Numa pesquisa recente na Internet encontrei no sítio da revista Foreign Policy uma série de textos de activistas e pensadores sobre a situação actual do nosso Mundo. O mote apresentado a esses pensadores, publicado na edição de Maio/Junho de 2007 foi apresentado como "21 soluções para salvar o Mundo". Implementação da democracia, respeito pelos direitos humanos, leis de mercado tendencialmente justas, alternativas energéticas, mudança de políticas ambientais para travar/reverter o aquecimento global, luta contra a pobreza ou acesso à educação, eram alguns dos gigantescos desafios para os quais apresentaram ideias.

Por exemplo, o ex-campeão mundial de xadrez Garry Kasparov, hoje convertido em activista político (e grande opositor de Vladimir Putin) propôs a assinatura de uma Magna Carta global que substituísse a caduca Organização das Nações Unidas. Afinal, como observa Kasparov, "terroristas e ditadores são recebidos com cortesia na arena da diplomacia, apesar do seu total desprezo, e até ódio pelo que representa a civilização ocidental."

Sendo a ONU uma organização onde democratas e tiranos são colocados no mesmo nível do palanque, e onde, para vergonha universal, os primeiros se deixam – em grande parte por via dos seus interesses em matérias-primas – manipular pelos segundos e fecham os olhos a gritantes atrocidades, a Magna Carta de Kasparov teria como valor absoluto a vida humana, em vez do território, a ideologia ou o comércio.

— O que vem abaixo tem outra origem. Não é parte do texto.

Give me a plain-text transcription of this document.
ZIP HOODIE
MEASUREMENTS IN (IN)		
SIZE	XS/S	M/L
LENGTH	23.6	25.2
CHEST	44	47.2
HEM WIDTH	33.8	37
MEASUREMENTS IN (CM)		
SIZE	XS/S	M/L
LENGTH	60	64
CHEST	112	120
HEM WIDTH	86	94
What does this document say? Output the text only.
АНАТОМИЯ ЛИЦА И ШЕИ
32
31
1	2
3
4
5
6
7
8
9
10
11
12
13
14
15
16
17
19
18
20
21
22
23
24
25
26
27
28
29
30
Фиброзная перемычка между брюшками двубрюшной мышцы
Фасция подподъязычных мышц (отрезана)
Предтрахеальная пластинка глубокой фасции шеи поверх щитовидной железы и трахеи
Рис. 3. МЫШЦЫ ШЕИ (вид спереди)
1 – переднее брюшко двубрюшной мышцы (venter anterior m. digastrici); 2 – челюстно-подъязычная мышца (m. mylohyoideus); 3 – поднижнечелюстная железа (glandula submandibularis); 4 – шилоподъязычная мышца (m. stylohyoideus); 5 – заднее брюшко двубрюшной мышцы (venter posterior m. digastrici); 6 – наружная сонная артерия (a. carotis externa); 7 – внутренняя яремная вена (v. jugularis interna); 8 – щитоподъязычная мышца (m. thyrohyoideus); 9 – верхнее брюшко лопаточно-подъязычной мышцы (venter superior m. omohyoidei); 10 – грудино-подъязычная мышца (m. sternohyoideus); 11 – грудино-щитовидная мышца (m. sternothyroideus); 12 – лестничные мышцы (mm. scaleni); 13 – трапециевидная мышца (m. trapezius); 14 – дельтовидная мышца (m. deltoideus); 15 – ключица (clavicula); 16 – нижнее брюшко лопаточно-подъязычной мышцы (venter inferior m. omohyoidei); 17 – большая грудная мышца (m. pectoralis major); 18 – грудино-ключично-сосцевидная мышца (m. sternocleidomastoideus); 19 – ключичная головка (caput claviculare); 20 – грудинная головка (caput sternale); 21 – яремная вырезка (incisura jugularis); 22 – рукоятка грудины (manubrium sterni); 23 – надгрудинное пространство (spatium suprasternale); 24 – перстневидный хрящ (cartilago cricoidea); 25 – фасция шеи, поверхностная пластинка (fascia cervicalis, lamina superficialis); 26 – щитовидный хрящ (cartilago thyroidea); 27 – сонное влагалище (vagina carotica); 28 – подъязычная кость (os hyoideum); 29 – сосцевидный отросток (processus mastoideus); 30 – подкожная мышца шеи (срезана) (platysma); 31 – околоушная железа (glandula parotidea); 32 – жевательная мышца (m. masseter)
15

O escandaloso fosso entre os ricos e os pobres (só para que conste, Portugal é o segundo, entre os países desenvolvidos onde esse fosso é maior, logo atrás dos EUA) poderia ser atenuado por uma lei que tornaria realidade a máxima de Robin dos Bosques. Não sob a forma de assaltos as carteiras mais recheadas, mas leis que, de princípio limitariam a acumulação de riqueza. Actualmente, a absoluta e aparentemente intocável liberdade de mercado permite por um lado uma acumulação de riquezas sem limites, por outro, uma implacável submissão à lei do mais forte.

Assim, naquilo a que chamou "o embaraço da riqueza", o professor Howard Gardner, de Harvard, propõe um limite ao enriquecimento individual. Afinal, para que faz uma pessoa com os seus lucros anuais de 200 milhões de dólares? Como pode o Mundo ser justo quando há empresários que ganham no final do ano, o equivalente ao Produto Nacional Bruto de alguns pequenos países? (Ou, por exemplo, o orçamento de um clube de futebol como o Manchester United ser equivalente ao valor das exportações do Burundi?).

Gardner propõe como salário anual máximo o equivalente a 100 vezes o salário médio de um trabalhador desse país. Por exemplo, se o trabalhador médio aufere 40,000 dólares, o mais bem pago do país receberia um máximo de 4 milhões. Ainda, cada indivíduo não poderia acumular como fortuna pessoal mais do que 50 vezes o rendimento máximo permitido anualmente. Duzentos milhões de dólares constituiriam então o limite máximo de riqueza. Ainda assim generoso, não?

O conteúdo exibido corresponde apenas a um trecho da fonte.